Table 16 depicts 80% of pseudomonas isolated on culture in the present study and 46% of pseudomonas isolated in (Naveen et al., 2013) study
Table 17 shows 19 patients required wound excision in present study whereas 30 patients required wound excision in (Papini et al., 1995) study.
Table 18 depicts that in the present study, 38% of patients wound closure was done by STSG, and in (Naveen et al., 2013) study 51.4% of patients wound closure was done by STSG.

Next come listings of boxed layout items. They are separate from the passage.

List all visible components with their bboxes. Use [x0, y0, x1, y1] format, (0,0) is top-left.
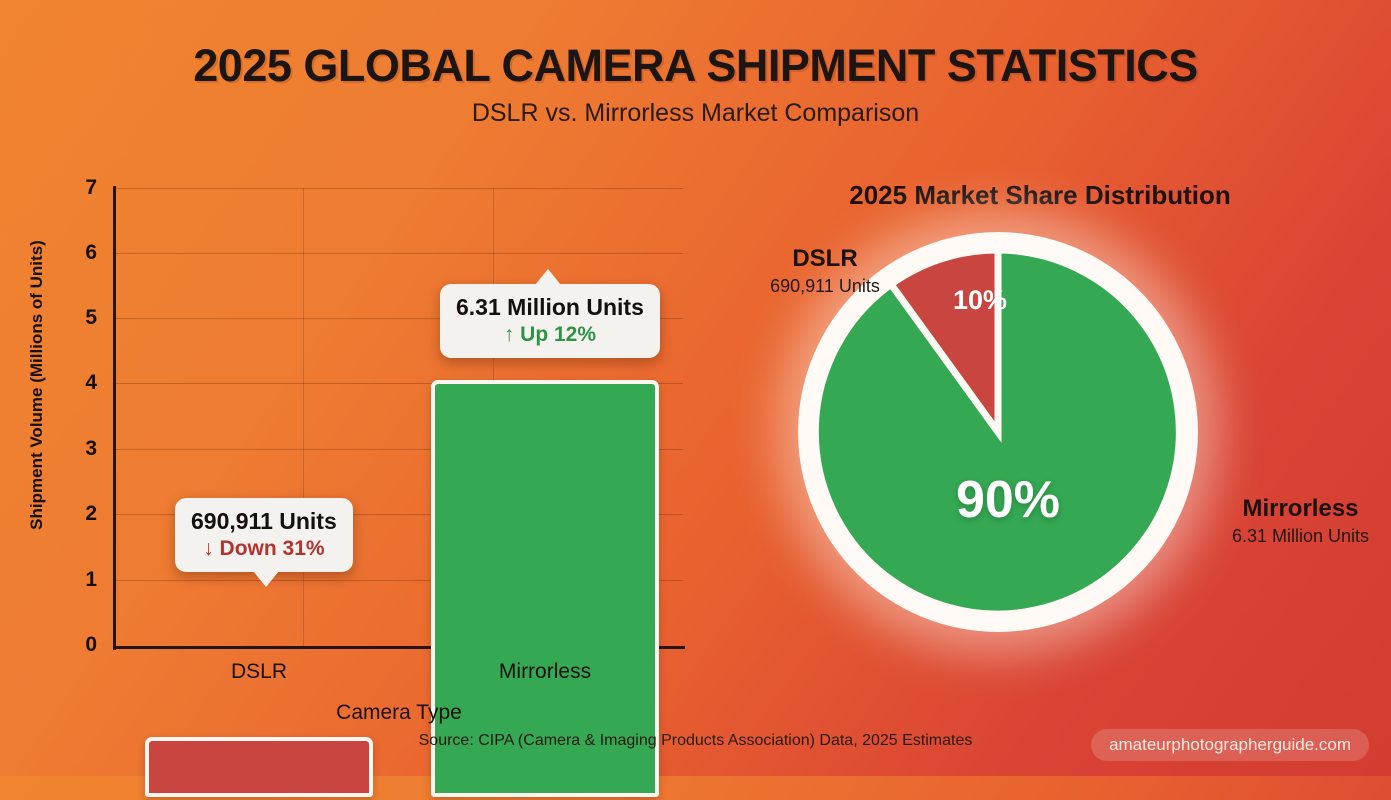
gridline-6: [113, 253, 683, 254]
callout-mirrorless-delta: ↑ Up 12%: [456, 323, 644, 347]
gridline-vertical-1: [303, 188, 304, 646]
callout-tail-icon: [535, 269, 561, 285]
arrow-down-icon: ↓: [203, 537, 214, 560]
pie-legend-dslr: DSLR 690,911 Units: [730, 245, 920, 297]
arrow-up-icon: ↑: [504, 323, 515, 346]
callout-mirrorless-value: 6.31 Million Units: [456, 294, 644, 321]
pie-legend-dslr-name: DSLR: [730, 245, 920, 273]
y-axis-line: [113, 186, 116, 650]
callout-dslr-delta-text: Down 31%: [220, 537, 325, 560]
page-title: 2025 GLOBAL CAMERA SHIPMENT STATISTICS: [0, 40, 1391, 92]
x-tick-dslr: DSLR: [139, 660, 379, 684]
bar-plot-area: 7 6 5 4 3 2 1 0 DSLR Mirrorless Camera T…: [113, 190, 683, 800]
y-axis-label: Shipment Volume (Millions of Units): [27, 220, 47, 550]
y-tick-4: 4: [57, 371, 97, 395]
pie-legend-mirrorless: Mirrorless 6.31 Million Units: [1208, 495, 1391, 547]
pie-label-mirrorless-percent: 90%: [928, 470, 1088, 530]
pie-chart-panel: 2025 Market Share Distribution 10% 90% D…: [720, 150, 1391, 720]
x-axis-label: Camera Type: [113, 701, 685, 725]
y-tick-6: 6: [57, 241, 97, 265]
callout-dslr-delta: ↓ Down 31%: [191, 537, 337, 561]
pie-legend-dslr-value: 690,911 Units: [730, 276, 920, 297]
callout-mirrorless: 6.31 Million Units ↑ Up 12%: [440, 284, 660, 358]
bar-chart-panel: Shipment Volume (Millions of Units) 7 6 …: [0, 150, 720, 720]
y-tick-2: 2: [57, 502, 97, 526]
pie-label-dslr-percent: 10%: [920, 285, 1040, 316]
watermark-badge: amateurphotographerguide.com: [1091, 729, 1369, 761]
callout-tail-icon: [253, 571, 279, 587]
y-tick-7: 7: [57, 176, 97, 200]
page-subtitle: DSLR vs. Mirrorless Market Comparison: [0, 99, 1391, 128]
callout-dslr-value: 690,911 Units: [191, 508, 337, 535]
x-tick-mirrorless: Mirrorless: [425, 660, 665, 684]
y-tick-1: 1: [57, 568, 97, 592]
y-tick-0: 0: [57, 633, 97, 657]
y-tick-3: 3: [57, 437, 97, 461]
callout-dslr: 690,911 Units ↓ Down 31%: [175, 498, 353, 572]
callout-mirrorless-delta-text: Up 12%: [520, 323, 596, 346]
y-tick-5: 5: [57, 306, 97, 330]
gridline-7: [113, 188, 683, 189]
pie-legend-mirrorless-value: 6.31 Million Units: [1208, 526, 1391, 547]
pie-chart-title: 2025 Market Share Distribution: [720, 180, 1360, 211]
pie-legend-mirrorless-name: Mirrorless: [1208, 495, 1391, 523]
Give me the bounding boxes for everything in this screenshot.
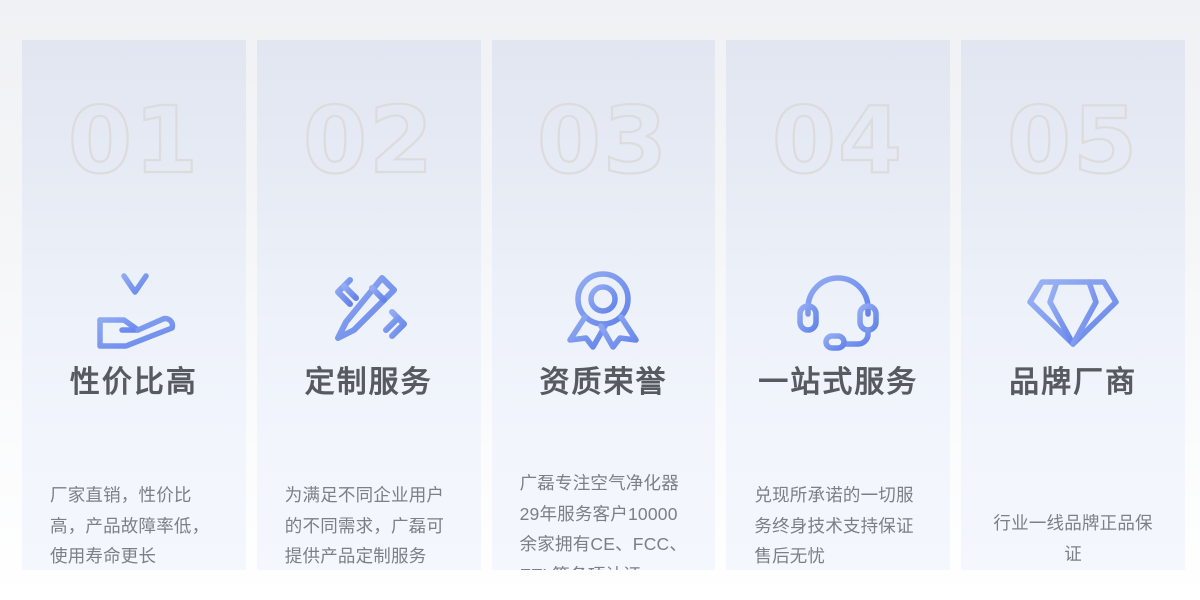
award-ribbon-icon	[492, 264, 716, 356]
pen-customization-icon	[257, 264, 481, 356]
card-title-5: 品牌厂商	[961, 365, 1185, 401]
feature-card-4[interactable]: 04	[726, 40, 950, 570]
card-description-4: 兑现所承诺的一切服务终身技术支持保证售后无忧	[754, 480, 922, 570]
card-description-1: 厂家直销，性价比高，产品故障率低，使用寿命更长	[50, 480, 218, 570]
headset-icon	[726, 264, 950, 356]
card-title-1: 性价比高	[22, 365, 246, 401]
card-number-badge-4: 04	[726, 90, 950, 190]
feature-cards-row: 01	[22, 40, 1185, 570]
feature-card-3[interactable]: 03	[492, 40, 716, 570]
card-number-text-2: 02	[303, 90, 435, 190]
feature-cards-section: 01	[0, 0, 1200, 600]
card-number-badge-1: 01	[22, 90, 246, 190]
card-title-4: 一站式服务	[726, 365, 950, 401]
card-description-5: 行业一线品牌正品保证	[989, 508, 1157, 569]
card-number-badge-2: 02	[257, 90, 481, 190]
card-number-badge-5: 05	[961, 90, 1185, 190]
card-number-text-4: 04	[772, 90, 904, 190]
card-number-badge-3: 03	[492, 90, 716, 190]
card-number-text-3: 03	[537, 90, 669, 190]
card-title-2: 定制服务	[257, 365, 481, 401]
feature-card-2[interactable]: 02	[257, 40, 481, 570]
diamond-icon	[961, 264, 1185, 356]
card-number-text-5: 05	[1007, 90, 1139, 190]
card-description-2: 为满足不同企业用户的不同需求，广磊可提供产品定制服务	[285, 480, 453, 570]
money-hand-icon	[22, 264, 246, 356]
card-description-3: 广磊专注空气净化器29年服务客户10000余家拥有CE、FCC、ETL等各项认证	[520, 468, 688, 570]
feature-card-1[interactable]: 01	[22, 40, 246, 570]
card-number-text-1: 01	[68, 90, 200, 190]
card-title-3: 资质荣誉	[492, 365, 716, 401]
feature-card-5[interactable]: 05	[961, 40, 1185, 570]
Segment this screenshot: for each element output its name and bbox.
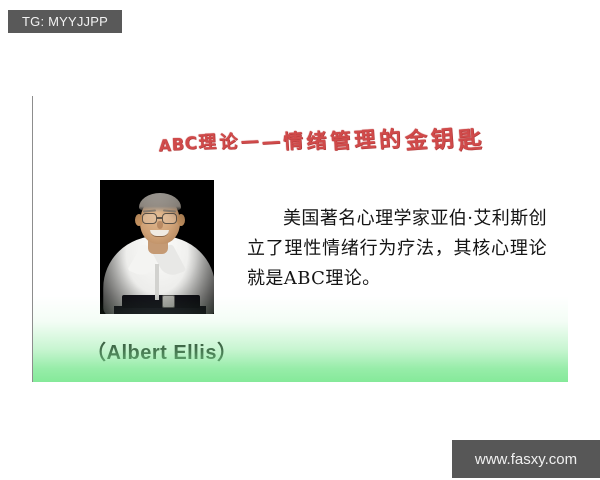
slide-title-glyph: 匙 bbox=[458, 128, 483, 153]
slide-title-glyph: 的 bbox=[379, 129, 402, 152]
slide-title-glyph: B bbox=[172, 137, 185, 154]
slide-title-glyph: 管 bbox=[330, 130, 352, 152]
portrait-eyeglass-bridge bbox=[157, 217, 162, 219]
slide-title-glyph: — bbox=[240, 133, 260, 153]
slide-title: ABC理论——情绪管理的金钥匙 bbox=[157, 118, 487, 164]
portrait-ear-right bbox=[177, 214, 185, 226]
portrait-caption: （Albert Ellis） bbox=[86, 336, 237, 365]
slide-title-glyph: — bbox=[261, 132, 281, 152]
slide-title-glyph: 理 bbox=[354, 130, 377, 153]
portrait-placket bbox=[155, 264, 159, 300]
portrait-nose bbox=[157, 221, 163, 229]
slide-title-glyph: 论 bbox=[219, 134, 238, 153]
site-watermark-label: www.fasxy.com bbox=[475, 452, 577, 467]
telegram-tag-label: TG: MYYJJPP bbox=[22, 15, 108, 28]
portrait-hair bbox=[139, 193, 181, 212]
slide-title-glyph: C bbox=[185, 136, 198, 154]
slide-title-glyph: 情 bbox=[283, 131, 304, 152]
slide-title-glyph: 绪 bbox=[306, 131, 327, 153]
slide-title-glyph: 钥 bbox=[431, 128, 456, 153]
slide-title-glyph: 金 bbox=[405, 129, 429, 153]
portrait-buckle bbox=[162, 295, 175, 308]
portrait-eyeglass-left bbox=[142, 213, 157, 224]
slide-title-glyph: 理 bbox=[198, 135, 216, 153]
portrait-eyeglass-right bbox=[162, 213, 177, 224]
presentation-slide: ABC理论——情绪管理的金钥匙 美国著名心理学家亚伯·艾利斯创立了理 bbox=[32, 96, 568, 382]
telegram-tag-badge: TG: MYYJJPP bbox=[8, 10, 122, 33]
slide-body-text: 美国著名心理学家亚伯·艾利斯创立了理性情绪行为疗法，其核心理论就是ABC理论。 bbox=[247, 204, 547, 294]
portrait-belt bbox=[122, 295, 200, 308]
site-watermark-badge: www.fasxy.com bbox=[452, 440, 600, 478]
portrait-photo bbox=[100, 180, 214, 314]
slide-title-glyph: A bbox=[159, 138, 172, 154]
portrait-frame bbox=[98, 178, 216, 316]
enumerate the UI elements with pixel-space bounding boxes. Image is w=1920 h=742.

Table 19 shows mean hospital stay in 41- 60 % TBSA burns – in the present study it is 62 days, and in National Burn Information Exchange1(1978-1995) it is 50-60 days
Table 20 depicts cause of mortality which could be either resuscitation failure or septicaemia. In the present study, it is 2% due to resuscitation failure and 2% due to septicemia. In (Shires burn centre, 1977) study it is 60% due to resuscitation failure and 40% due to septicaemia.
Use of pressure garments
47 cases were advised to utilise pressure garments for a minimum duration of 6 months. Most patients were well co-operative. Only 14% of cases (7 patients) developed the residual contractures. All 7 cases went through reconstructive surgeries.
Only 3 cases in the present study developed hypertrophic scars.
(Naveen et al., 2013) series 65% of the study group developed the late complications by like hypertrophic scars, keloids, and post-burn contractures. He didn't use the pressure garments.
Conclusions
The study concluded that initiation of resuscitation with untimely wound excision and permanent coverage with grafting can bring significant fall in mortality, painful debridement, limiting complications, decreasing the duration of stay at a hospital, curtailing the cost of health care and time apart from work.
Conflict of Interest
The authors declare that they have no conflict of interest for this study.
Funding Support
The authors declare that they have no funding support for this study.